When you rewrite, you replace the class with your custom class. The entire class file is replaced. It is not merged with the rewritten (original) class.
If your custom class extends the original class (not a requirement, but this usually is what gets done), it naturally becomes the parent class, and you can inherit any functionality.
You can only rewrite a class once. That is a limitation on using rewrites. The last loaded module will then logically be the class that replaces the original class.
Module load order is alphabetical (I think, someone correct me if I am wrong, please), but there is also a dependency load order that precedes alphabetical.
If, for example, you know that the other class that is performing the rewrite is no longer adding any functionality to the system, you can simply make your module depend on it. The module load order will then ensure your module load after it, and thus affect the rewrite. Yes, you will get warnings with some tools that there is a conflict, but it is then a false positive, and can be ignored. It helps to document this for other developers (please)

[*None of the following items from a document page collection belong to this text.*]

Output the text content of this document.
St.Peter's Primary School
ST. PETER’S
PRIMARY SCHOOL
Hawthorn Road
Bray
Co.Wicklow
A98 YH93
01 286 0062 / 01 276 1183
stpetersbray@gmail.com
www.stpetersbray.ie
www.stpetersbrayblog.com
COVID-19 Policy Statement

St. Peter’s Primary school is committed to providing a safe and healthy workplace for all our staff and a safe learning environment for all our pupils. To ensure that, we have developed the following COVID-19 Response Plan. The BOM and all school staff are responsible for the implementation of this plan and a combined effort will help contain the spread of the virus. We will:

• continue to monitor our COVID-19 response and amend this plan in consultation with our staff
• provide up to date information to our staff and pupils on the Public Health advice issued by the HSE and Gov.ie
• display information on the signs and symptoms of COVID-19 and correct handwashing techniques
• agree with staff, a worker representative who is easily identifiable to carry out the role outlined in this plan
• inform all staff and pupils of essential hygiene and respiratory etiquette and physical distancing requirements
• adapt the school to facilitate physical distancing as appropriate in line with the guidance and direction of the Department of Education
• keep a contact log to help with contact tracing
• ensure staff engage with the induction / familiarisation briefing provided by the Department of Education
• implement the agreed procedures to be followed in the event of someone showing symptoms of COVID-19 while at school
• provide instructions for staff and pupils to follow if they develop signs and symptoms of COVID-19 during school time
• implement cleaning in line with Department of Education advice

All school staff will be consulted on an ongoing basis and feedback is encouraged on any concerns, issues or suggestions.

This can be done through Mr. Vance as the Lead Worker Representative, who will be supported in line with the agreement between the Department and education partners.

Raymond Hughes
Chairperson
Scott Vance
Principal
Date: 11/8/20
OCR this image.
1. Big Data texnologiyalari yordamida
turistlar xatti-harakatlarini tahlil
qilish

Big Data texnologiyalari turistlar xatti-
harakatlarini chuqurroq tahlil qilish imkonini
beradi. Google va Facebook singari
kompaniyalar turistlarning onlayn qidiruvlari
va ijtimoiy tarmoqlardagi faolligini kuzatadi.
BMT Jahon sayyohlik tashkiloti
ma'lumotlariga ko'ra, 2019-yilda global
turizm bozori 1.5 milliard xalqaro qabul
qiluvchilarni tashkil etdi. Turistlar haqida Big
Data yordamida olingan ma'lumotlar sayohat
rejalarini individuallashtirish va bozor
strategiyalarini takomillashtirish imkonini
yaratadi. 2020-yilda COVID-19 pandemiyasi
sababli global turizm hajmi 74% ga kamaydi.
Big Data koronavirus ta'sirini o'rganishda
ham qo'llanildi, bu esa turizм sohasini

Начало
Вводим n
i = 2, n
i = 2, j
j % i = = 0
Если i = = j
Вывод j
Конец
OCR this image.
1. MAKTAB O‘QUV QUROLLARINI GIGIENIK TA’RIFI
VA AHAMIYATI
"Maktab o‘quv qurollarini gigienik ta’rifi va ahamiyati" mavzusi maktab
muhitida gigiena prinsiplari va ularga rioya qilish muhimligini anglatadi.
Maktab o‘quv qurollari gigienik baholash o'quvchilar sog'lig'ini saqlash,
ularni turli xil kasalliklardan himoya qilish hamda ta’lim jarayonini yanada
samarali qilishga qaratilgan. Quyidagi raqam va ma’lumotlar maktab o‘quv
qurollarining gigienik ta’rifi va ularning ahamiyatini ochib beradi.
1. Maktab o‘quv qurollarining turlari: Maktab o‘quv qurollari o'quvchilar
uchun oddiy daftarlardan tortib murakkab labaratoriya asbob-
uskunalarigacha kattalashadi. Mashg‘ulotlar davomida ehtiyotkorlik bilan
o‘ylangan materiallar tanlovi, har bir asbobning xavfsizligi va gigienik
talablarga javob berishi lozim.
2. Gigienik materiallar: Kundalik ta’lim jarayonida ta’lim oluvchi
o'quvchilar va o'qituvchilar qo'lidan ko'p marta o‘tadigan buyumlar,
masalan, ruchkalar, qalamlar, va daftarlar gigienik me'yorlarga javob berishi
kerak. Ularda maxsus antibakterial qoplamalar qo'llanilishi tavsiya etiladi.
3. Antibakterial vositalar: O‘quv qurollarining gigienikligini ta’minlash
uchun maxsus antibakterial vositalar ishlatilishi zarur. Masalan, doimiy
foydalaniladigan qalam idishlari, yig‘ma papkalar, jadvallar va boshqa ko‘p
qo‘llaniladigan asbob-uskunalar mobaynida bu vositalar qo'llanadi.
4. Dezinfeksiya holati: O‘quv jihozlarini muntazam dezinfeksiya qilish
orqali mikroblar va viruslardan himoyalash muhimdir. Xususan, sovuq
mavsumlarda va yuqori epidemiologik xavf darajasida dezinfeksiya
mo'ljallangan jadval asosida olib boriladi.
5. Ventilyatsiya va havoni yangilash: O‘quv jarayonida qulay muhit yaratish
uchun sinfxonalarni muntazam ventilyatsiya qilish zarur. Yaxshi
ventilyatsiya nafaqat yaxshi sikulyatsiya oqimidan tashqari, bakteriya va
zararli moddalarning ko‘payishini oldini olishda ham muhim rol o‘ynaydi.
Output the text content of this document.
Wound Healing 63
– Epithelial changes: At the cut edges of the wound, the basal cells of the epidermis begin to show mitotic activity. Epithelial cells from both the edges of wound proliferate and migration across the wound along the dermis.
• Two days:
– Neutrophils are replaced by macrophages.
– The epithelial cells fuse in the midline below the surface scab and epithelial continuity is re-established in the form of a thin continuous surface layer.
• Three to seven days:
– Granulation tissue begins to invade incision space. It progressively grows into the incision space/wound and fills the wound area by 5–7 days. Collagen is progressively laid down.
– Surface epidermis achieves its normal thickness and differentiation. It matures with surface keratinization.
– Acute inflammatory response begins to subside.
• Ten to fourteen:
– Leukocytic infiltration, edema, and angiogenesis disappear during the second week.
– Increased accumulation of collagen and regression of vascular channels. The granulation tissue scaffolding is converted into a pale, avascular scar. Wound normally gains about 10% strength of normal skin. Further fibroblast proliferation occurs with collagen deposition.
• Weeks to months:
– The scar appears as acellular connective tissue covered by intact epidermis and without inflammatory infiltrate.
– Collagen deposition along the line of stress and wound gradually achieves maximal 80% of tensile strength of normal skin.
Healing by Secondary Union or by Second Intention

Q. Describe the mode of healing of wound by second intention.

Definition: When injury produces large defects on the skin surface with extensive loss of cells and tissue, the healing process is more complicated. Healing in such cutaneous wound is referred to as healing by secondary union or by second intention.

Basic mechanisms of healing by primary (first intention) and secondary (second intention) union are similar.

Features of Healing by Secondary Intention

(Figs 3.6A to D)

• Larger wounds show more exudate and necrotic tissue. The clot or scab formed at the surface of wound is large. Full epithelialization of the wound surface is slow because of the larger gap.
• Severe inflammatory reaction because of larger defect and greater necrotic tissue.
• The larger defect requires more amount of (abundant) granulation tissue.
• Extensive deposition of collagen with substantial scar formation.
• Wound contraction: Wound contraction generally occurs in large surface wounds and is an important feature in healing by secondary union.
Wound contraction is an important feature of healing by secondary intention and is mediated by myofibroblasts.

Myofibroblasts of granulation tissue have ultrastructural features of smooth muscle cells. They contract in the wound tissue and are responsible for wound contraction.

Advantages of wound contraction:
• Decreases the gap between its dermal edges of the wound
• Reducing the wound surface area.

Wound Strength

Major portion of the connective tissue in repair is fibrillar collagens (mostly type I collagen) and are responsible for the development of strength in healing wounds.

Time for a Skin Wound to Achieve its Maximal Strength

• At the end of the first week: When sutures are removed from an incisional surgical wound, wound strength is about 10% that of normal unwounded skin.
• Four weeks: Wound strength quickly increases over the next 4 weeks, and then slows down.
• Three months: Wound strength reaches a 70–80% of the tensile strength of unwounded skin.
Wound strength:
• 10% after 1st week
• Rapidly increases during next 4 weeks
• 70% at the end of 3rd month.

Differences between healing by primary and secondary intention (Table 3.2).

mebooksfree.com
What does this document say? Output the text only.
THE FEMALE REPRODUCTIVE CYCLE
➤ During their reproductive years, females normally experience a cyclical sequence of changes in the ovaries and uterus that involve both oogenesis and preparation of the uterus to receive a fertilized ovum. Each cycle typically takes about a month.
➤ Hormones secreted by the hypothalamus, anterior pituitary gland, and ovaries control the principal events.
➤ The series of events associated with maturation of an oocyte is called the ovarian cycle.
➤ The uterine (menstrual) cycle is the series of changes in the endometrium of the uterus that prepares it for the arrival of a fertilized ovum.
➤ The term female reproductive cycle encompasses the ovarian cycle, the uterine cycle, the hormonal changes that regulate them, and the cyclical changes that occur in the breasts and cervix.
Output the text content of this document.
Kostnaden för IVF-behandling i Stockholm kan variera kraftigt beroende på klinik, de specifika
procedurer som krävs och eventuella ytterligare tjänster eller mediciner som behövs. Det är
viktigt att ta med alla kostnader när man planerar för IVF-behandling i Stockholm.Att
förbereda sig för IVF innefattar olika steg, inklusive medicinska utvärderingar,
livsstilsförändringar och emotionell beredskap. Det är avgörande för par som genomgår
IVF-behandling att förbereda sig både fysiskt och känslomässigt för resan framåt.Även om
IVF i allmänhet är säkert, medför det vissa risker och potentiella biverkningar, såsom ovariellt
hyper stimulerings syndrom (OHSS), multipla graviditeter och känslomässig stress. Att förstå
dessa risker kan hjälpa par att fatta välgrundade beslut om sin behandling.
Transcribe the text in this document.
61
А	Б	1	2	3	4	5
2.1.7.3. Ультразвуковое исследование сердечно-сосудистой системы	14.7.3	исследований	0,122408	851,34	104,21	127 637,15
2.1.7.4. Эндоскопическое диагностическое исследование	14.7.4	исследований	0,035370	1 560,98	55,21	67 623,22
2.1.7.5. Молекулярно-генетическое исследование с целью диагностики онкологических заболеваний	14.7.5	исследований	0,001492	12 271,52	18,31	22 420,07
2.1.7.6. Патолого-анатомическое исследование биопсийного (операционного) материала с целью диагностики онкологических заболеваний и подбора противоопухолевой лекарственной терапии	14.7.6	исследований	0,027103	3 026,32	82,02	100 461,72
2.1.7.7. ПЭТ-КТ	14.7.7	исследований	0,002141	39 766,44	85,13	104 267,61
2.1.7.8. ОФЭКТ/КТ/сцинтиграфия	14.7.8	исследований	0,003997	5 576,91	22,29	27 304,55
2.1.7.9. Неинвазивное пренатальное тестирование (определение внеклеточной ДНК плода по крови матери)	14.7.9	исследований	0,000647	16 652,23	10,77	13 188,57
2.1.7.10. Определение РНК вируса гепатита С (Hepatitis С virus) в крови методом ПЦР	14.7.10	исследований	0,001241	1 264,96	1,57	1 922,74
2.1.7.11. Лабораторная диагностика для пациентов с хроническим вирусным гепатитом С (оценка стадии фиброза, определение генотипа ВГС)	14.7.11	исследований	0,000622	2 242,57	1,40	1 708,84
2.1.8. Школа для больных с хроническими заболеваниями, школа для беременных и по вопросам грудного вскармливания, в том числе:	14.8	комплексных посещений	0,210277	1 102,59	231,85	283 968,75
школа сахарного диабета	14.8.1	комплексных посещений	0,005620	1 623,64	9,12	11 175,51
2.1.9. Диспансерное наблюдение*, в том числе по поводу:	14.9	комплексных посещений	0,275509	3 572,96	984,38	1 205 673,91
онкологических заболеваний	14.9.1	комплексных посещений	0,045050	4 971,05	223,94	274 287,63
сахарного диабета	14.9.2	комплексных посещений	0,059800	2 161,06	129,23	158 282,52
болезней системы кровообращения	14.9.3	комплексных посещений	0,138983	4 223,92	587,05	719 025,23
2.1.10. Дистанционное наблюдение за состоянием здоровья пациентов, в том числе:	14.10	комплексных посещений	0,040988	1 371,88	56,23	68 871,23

The normal way to solve conflicts is to chain the class files together, and in only one effect the rewrite. You have to remove the rewrite directive form the other modules config.xml. As mentioned this makes upgrading a pain. Again such actions should be well documented. It WILL cause you lots of pain down the road if forgotten, after you update extensions, thus loosing the changes.
As mentioned in one of the other answers, you should try and use events. Most of rewrites done can actually be done with events. Not all. But most.
Usually it does require a lot more effort, and more clever code, but that's the fun part :)
Also, when making changes to the display layer, you don't always even need rewrites, or events.
By using layouts, you can change the block of a template, and from you new template block simply extend the original template block. Now you have your custom code in action, and can derive all teh core functionality for that blocks output.
Too many times I have seen rewrites for blocks, that is simply not needed. Unnecessary complication.